Nonetheless, the company appears to have overwritten the policy in late May when county officials formally allowed the company to restart production, prompting Tesla to return to normal protocol even as cases in the factory’s home county of Alameda rose.
“We’ll be reinstating our Attendance Policy this Friday, May 22,” a Tesla human resources email to employees dated May 20 said, spelling out a new provision. “If an employee does not want to come to work out of concern that they might expose an at-risk member of their household, HR will provide the employee with a document the employee can sign and submit to confirm their situation and receive Unpaid Leave until May 31.”
But the workers said they thought Musk’s order stood and they could continue at home unpaid. The workers followed the HR guidance, then kept their supervisors updated about their situations starting in June, acknowledging they remained concerned about being exposed. Their managers, they said, were understanding and allowed them to remain home for myriad reasons: fear of exposing a 1-year-old son who was born with respiratory problems in one case, an aging stepfather cared for by the Tesla worker in another and a fiancee who had recent heart surgery and suffers from chronic obstructive pulmonary disease.
By the end of June, Tesla told the workers they had abandoned their jobs and fired them, they said.
“The company, Elon included, they don’t really care about the health and well-being of the employees,” said Nayo Miller, 39, of Richmond, Calif., who received a termination notice on June 26 alleging he had abandoned his job. “The manufacturing of the vehicles supersedes our safety.”
The firings also came days after other workers said they had received termination notices for staying home during the pandemic, although at least one said they kept their job.
Tesla and Alameda County officials did not respond to requests for comment.
Tesla has come under fire for its treatment of workers as the pandemic has stretched on. Musk initially defied the stay-at-home orders by keeping the plant open in March as the county had begun ordering businesses to close. Ultimately, local officials declared the company was not an essential business and Tesla agreed to wind down to “minimum basic operations.” From there, a contentious back-and-forth ensued, as Musk complained about pandemic-related restrictions, citing the financial risk they posed to the company. Musk initially dismissed the coronavirus panic as “dumb” and speculated there would be “probably close to zero new cases” in the United States by the end of April.
Then in April, Musk took his frustrations to Twitter, writing “FREE AMERICA NOW” in response to widespread stay-at-home orders. The next day, on the company’s earnings call, he hurled profanities and called quarantine measures “fascist” as he demanded officials return people’s freedom. In May, Musk defiantly reopened the factory, winning the support of President Trump.
Alameda County officials finally agreed to allow Tesla to fully reopen May 18, even though the company had already been producing cars for at least a week.
Several of the workers who opted to remain home after June 1, two of whom spoke on the condition of anonymity because the conditions of their employment barred them from speaking to the media, have now been fired or left in the dark about their job status. Some say they feel abandoned by Musk.

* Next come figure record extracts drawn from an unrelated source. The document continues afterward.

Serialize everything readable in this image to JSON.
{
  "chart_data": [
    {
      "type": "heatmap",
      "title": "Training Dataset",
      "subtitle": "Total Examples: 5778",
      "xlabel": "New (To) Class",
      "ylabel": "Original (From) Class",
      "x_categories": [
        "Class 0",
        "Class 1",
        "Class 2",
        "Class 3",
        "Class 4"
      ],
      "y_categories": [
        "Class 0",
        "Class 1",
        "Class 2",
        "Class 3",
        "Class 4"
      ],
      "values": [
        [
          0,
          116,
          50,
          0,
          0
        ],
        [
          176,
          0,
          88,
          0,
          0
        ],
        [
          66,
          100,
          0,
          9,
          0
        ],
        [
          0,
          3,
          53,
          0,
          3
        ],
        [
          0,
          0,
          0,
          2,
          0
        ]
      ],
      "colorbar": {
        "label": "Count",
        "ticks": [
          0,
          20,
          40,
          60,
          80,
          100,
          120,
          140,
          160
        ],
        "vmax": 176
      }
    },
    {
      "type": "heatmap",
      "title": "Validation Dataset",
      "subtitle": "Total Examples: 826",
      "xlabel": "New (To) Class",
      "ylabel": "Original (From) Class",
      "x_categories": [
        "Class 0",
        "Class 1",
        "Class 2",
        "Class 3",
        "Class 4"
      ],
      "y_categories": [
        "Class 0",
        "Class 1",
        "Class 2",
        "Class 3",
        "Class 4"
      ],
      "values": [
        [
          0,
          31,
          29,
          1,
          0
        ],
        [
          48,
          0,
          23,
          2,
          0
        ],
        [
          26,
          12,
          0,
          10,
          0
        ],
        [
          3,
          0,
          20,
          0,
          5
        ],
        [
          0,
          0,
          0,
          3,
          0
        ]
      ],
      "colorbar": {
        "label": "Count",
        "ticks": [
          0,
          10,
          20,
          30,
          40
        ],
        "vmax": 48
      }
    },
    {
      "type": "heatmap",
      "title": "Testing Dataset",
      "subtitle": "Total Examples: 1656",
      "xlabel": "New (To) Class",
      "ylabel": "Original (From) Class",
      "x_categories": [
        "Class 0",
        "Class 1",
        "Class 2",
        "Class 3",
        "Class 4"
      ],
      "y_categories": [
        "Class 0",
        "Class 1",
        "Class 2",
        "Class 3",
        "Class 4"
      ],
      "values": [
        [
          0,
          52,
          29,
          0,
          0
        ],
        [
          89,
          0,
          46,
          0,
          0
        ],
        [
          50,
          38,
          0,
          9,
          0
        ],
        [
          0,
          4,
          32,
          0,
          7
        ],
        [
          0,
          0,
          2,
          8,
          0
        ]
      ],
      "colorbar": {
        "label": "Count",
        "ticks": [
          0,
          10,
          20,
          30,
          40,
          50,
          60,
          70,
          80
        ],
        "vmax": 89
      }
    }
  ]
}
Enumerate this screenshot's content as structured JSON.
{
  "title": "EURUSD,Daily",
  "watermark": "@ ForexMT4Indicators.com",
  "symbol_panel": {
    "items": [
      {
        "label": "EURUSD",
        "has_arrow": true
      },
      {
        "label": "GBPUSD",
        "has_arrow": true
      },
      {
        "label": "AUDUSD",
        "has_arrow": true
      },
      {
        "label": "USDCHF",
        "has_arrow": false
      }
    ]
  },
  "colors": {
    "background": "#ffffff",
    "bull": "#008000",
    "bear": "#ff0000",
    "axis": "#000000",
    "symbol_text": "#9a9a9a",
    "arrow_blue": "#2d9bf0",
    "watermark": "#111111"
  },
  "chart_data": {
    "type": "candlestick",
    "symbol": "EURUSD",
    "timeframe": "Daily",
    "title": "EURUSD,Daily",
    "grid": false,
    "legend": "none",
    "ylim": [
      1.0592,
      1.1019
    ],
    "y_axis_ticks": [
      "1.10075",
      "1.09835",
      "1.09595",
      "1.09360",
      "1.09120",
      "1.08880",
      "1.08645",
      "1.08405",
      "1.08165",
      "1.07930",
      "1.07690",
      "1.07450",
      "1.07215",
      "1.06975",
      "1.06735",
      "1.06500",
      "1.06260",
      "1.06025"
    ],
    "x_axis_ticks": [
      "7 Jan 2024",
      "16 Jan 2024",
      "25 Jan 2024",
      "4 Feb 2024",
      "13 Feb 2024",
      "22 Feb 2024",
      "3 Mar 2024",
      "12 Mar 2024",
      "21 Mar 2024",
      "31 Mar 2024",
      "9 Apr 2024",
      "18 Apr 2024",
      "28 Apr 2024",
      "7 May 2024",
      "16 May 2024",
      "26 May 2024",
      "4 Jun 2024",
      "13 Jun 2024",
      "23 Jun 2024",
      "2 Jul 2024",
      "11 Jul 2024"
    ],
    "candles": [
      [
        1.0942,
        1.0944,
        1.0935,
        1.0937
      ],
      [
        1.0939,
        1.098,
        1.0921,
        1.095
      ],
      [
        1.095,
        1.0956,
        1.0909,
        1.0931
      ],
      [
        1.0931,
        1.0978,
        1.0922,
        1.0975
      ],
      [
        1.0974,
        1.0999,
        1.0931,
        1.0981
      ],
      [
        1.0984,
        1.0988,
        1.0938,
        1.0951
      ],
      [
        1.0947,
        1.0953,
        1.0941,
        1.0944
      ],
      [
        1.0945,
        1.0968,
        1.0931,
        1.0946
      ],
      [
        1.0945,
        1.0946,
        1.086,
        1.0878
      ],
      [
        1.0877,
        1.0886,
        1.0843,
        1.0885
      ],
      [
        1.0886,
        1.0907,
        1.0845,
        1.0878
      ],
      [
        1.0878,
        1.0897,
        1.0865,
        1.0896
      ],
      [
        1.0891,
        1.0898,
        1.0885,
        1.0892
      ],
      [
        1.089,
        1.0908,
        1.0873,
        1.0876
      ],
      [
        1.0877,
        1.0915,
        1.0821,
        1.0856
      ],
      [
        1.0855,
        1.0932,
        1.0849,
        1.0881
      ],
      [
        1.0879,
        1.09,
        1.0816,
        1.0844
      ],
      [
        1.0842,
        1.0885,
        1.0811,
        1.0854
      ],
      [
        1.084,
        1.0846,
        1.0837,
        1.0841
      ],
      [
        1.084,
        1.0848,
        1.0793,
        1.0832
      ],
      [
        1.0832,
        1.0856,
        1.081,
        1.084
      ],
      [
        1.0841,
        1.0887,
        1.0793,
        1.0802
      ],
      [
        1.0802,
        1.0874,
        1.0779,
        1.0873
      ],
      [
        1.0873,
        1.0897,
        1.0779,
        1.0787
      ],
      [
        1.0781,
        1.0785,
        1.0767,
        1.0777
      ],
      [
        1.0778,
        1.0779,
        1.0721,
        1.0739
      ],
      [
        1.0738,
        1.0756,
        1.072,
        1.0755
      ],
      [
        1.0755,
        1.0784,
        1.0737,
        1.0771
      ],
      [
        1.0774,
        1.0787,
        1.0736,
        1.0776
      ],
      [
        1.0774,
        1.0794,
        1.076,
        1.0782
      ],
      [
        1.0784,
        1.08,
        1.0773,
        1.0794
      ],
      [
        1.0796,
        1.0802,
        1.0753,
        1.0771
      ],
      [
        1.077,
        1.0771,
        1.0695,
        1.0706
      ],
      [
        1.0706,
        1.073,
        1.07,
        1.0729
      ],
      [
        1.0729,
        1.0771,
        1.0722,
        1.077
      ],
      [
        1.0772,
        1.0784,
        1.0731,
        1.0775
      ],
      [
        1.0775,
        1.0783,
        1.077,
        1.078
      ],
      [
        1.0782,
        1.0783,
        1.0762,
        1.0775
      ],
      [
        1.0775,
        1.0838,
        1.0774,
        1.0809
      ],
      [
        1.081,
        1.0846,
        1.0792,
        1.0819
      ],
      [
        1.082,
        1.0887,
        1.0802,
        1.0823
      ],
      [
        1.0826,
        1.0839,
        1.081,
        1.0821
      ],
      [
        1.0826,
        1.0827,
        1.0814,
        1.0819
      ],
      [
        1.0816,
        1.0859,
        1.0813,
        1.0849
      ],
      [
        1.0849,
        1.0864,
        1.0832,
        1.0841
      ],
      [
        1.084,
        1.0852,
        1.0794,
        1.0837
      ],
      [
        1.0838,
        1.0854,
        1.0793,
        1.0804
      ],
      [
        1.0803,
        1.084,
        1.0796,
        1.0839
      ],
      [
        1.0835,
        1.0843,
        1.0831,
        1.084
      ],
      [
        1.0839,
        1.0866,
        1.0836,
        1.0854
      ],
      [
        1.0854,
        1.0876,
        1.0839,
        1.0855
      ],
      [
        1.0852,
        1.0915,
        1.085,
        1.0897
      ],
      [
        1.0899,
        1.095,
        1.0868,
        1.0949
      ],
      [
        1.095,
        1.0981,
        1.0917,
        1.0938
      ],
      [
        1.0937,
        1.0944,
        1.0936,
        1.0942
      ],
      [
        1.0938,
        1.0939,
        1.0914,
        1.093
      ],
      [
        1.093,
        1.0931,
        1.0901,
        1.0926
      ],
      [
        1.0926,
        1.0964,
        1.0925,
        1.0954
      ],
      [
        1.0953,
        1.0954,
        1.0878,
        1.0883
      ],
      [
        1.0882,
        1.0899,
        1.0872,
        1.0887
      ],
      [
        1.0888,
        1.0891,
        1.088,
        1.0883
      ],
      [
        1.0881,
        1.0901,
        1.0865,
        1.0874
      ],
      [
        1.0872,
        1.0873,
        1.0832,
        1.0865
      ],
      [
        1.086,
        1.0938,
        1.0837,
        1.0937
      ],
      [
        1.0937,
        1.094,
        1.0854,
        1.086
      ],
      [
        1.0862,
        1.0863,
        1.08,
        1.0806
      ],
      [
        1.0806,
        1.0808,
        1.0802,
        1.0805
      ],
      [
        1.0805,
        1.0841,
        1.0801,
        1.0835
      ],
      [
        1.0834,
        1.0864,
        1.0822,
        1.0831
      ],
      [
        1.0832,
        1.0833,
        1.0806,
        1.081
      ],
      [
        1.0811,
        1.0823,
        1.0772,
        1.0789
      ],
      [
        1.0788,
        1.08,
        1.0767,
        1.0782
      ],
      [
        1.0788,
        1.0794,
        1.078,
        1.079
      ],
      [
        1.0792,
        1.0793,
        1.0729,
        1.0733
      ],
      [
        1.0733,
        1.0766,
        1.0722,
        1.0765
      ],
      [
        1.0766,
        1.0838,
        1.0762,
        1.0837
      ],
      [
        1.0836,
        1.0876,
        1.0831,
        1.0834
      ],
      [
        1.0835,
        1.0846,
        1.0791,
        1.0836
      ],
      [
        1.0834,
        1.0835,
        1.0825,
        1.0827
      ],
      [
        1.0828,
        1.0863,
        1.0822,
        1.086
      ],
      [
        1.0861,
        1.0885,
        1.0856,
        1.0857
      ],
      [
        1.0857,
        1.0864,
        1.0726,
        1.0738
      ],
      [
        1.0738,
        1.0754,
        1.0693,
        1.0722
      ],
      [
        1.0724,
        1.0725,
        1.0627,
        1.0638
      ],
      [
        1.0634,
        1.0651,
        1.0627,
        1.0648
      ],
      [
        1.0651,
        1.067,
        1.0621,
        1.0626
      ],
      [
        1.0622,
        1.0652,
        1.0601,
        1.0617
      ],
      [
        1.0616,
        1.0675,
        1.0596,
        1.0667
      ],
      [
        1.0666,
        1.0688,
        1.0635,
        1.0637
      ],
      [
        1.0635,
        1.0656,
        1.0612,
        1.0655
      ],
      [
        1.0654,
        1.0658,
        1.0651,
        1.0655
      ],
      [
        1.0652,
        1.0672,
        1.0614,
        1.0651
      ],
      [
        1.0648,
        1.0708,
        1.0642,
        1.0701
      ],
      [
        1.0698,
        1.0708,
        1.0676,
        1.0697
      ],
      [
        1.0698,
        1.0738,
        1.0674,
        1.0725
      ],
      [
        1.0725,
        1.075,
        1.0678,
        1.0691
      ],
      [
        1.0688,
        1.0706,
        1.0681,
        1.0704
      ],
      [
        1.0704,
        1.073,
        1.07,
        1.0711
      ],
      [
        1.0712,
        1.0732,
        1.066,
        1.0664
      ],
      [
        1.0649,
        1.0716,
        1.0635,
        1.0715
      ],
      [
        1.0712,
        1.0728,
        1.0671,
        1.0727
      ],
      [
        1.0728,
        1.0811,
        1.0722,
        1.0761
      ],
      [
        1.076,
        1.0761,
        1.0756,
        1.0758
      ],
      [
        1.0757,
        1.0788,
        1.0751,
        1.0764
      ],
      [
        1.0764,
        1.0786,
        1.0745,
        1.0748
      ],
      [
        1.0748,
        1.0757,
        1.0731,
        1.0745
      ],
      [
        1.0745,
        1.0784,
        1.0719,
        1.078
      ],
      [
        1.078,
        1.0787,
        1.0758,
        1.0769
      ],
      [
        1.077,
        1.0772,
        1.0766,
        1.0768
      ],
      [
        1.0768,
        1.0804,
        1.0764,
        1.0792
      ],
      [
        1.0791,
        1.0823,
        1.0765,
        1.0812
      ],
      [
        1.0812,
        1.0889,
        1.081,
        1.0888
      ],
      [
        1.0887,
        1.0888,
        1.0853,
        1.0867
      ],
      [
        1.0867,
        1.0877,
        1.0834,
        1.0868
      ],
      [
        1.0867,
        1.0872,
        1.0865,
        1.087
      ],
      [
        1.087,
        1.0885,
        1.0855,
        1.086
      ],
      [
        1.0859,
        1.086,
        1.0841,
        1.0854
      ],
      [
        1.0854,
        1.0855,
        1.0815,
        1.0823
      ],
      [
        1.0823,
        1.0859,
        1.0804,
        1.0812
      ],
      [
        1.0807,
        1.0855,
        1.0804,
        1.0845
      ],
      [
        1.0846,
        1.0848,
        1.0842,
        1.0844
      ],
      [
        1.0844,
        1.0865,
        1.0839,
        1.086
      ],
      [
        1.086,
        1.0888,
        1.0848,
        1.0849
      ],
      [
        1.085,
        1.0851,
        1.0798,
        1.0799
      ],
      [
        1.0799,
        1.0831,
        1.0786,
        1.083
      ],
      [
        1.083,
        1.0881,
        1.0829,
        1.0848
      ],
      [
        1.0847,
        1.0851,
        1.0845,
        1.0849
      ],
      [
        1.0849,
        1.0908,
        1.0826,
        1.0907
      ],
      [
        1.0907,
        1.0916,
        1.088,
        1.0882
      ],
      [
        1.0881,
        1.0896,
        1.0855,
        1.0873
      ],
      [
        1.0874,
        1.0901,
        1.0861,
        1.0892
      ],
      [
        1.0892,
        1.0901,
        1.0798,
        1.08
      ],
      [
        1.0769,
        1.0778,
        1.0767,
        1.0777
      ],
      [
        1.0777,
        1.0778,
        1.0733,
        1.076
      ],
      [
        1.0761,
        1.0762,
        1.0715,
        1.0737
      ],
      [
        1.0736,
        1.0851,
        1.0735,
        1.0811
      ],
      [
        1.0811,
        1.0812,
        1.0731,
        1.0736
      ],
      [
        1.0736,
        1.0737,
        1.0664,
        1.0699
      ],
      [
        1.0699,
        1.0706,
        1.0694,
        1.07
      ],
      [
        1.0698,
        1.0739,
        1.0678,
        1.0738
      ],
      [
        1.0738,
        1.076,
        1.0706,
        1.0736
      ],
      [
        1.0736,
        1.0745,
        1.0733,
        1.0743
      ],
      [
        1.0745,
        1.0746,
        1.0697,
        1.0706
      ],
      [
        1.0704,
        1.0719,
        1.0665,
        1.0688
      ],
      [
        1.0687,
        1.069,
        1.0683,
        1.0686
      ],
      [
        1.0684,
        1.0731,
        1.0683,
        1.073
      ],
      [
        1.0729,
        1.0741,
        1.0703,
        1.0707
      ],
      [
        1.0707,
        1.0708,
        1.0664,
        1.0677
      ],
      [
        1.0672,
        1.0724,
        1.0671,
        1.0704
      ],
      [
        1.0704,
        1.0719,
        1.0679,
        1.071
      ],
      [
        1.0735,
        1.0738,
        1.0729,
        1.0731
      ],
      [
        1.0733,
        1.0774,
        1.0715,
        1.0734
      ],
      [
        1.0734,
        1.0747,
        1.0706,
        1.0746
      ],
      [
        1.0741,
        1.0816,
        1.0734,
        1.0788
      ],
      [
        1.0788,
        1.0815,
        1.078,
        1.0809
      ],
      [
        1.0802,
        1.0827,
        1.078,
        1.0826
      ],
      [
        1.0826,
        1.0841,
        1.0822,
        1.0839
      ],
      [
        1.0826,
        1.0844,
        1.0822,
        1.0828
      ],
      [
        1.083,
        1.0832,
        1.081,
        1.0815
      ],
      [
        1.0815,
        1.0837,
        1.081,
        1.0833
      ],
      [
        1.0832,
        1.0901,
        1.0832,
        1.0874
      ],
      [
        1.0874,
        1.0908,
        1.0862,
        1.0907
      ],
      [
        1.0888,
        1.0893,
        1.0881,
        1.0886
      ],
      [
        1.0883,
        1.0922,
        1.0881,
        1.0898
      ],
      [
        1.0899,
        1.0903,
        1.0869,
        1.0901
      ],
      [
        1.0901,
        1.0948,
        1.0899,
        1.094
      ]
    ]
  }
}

“His word doesn’t mean anything to his employees,” said one worker at Tesla’s seat assembly facility, who received a termination notice on June 26 alleging he had abandoned his job, despite being in regular contact with a manager and company HR about plans to stay home. “If he says one thing right now, 10 seconds later he turns his back on his employees.”
The seat facility is where The Washington Post first reported that Tesla told employees of at least two positive coronavirus cases, affecting both the morning and evening shifts, after its May reopening.

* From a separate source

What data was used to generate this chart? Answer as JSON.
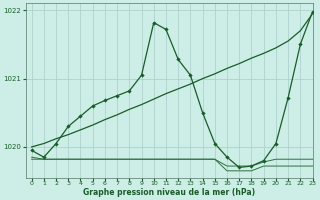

The worker, a welder, has a 1-year-old son who was born with respiratory problems. He said he was relieved when Musk said workers need not feel obligated to return if they felt uncomfortable. He was in regular contact with a supervisor, communicating his plans to stay home. Tesla told him he would have to apply for Family and Medical Leave Act benefits, indicating there was no company exception that would allow him to take unpaid leave. Ultimately, he was fired by Tesla.
“I don’t trust them anymore,” he said.
At the main plant, workers on the production line piled into cars they were building, sitting next to each other as they were installing components such as steering wheels and side bolsters. Equipment was not wiped down between shifts, employees said.

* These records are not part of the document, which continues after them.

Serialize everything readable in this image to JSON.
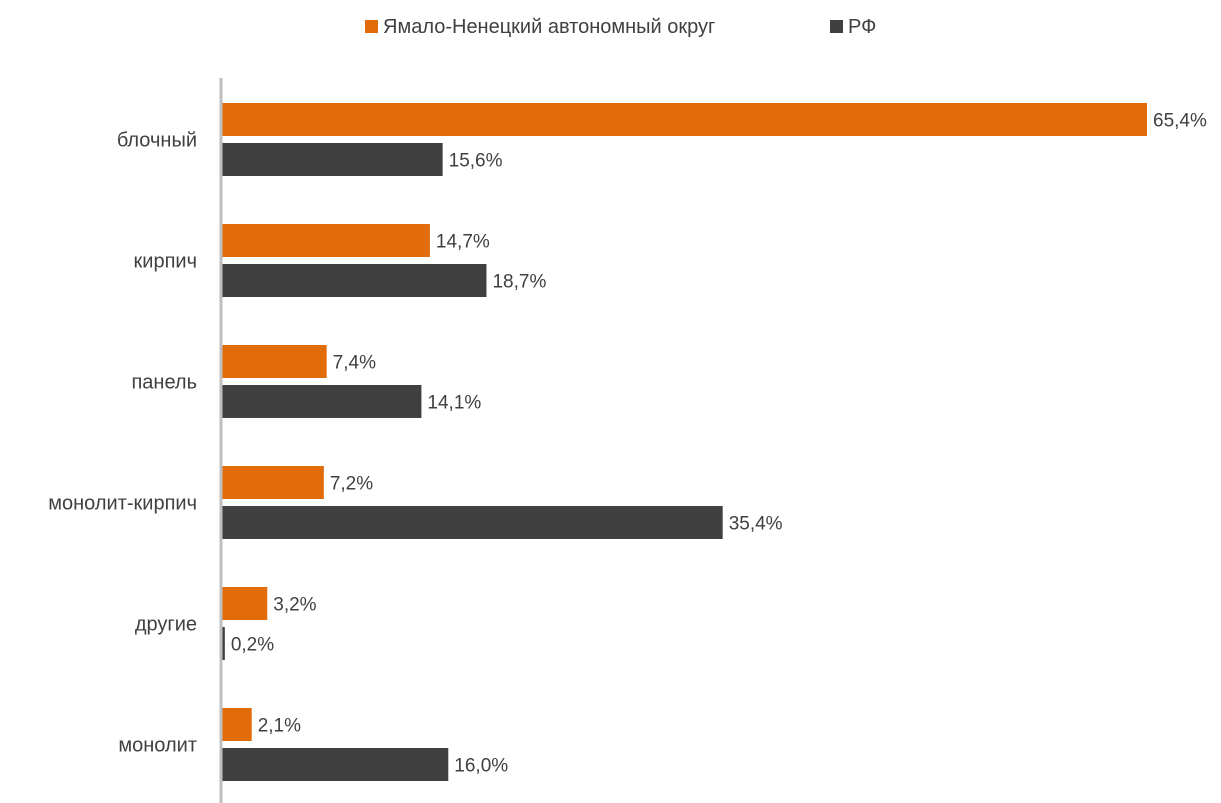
{
  "chart_data": {
    "type": "bar",
    "orientation": "horizontal",
    "categories": [
      "блочный",
      "кирпич",
      "панель",
      "монолит-кирпич",
      "другие",
      "монолит"
    ],
    "series": [
      {
        "name": "Ямало-Ненецкий автономный округ",
        "color": "#E36C0A",
        "values": [
          65.4,
          14.7,
          7.4,
          7.2,
          3.2,
          2.1
        ],
        "labels": [
          "65,4%",
          "14,7%",
          "7,4%",
          "7,2%",
          "3,2%",
          "2,1%"
        ]
      },
      {
        "name": "РФ",
        "color": "#404040",
        "values": [
          15.6,
          18.7,
          14.1,
          35.4,
          0.2,
          16.0
        ],
        "labels": [
          "15,6%",
          "18,7%",
          "14,1%",
          "35,4%",
          "0,2%",
          "16,0%"
        ]
      }
    ],
    "xlim": [
      0,
      65.4
    ],
    "grid": false,
    "legend_position": "top-center"
  }
}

“I mean, it’s dangerous,” said another worker, who had been back to the plant before opting to stay home out of concern for his fiancee, who had heart surgery last year and suffers from COPD. “There’s 15, 20 people standing right up on each other, front to back at the time clock in a group. When they sit down and eat, everybody’s right up on each other, mask down and everything.”
The worker opted to stay home after breaking out in cold sweats and struggling to breathe through a mask.
“I started feeling uncomfortable — I started feeling like they weren’t really doing anything for us,” said the worker, who later tested negative for the coronavirus.
The worker had not received the same job abandonment notice but was told in mid-June that he would be terminated for not reporting to work. He has been removed from Tesla’s email and attendance systems and doesn’t know if he would accept an offer to return.
“It’s not the job that I loved before,” he said. “Everything is completely different. I feel worried for the safety of my friends who still work there.”